Case law shifts have also raised the bar for cases, including a 2017 appellate ruling that beefed up requirements to use DNA evidence as probable cause for charges. State appeals courts have also been more likely to reverse convictions in "single-finger" cases, where defendants were found guilty based on being identified by a lone eyewitness.

Foxx pointed to the legacy of corrupt CPD sergeant Ronald Watts, who was convicted in 2011 for shaking down an FBI informant for cash, and who has been implicated in framing more than 100 residents of the Wells housing project on drug and other charges. The Conviction Integrity Unit has reviewed more than 100 cases involving Watts and members of his detail, and so far have vacated 33 convictions. Foxx said scrutiny is being applied to each case before wiping the case out, frustrating — at least for now — advocates for Watts’ purported victims.

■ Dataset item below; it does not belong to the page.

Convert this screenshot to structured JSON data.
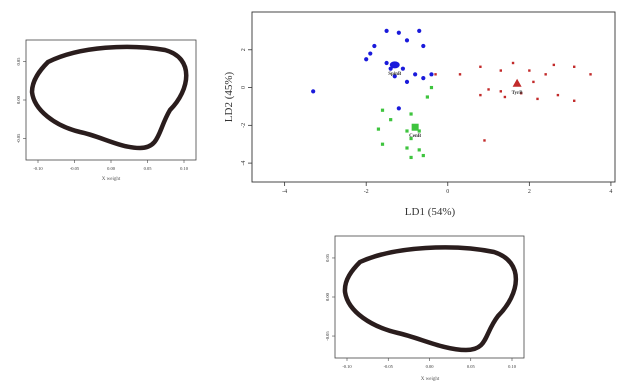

Foxx said she expected her staff soon will reach a decision on the nearly 40 disputed Watts cases that still are pending, and said that the "finger-pointing" between her office and the mayor’s has largely fallen off as the players have considered data compiled by her office.

"I would like to say that a Watts case could never happen again," Foxx said. "But that’s one of the things we’re learning, taking things back to best practices."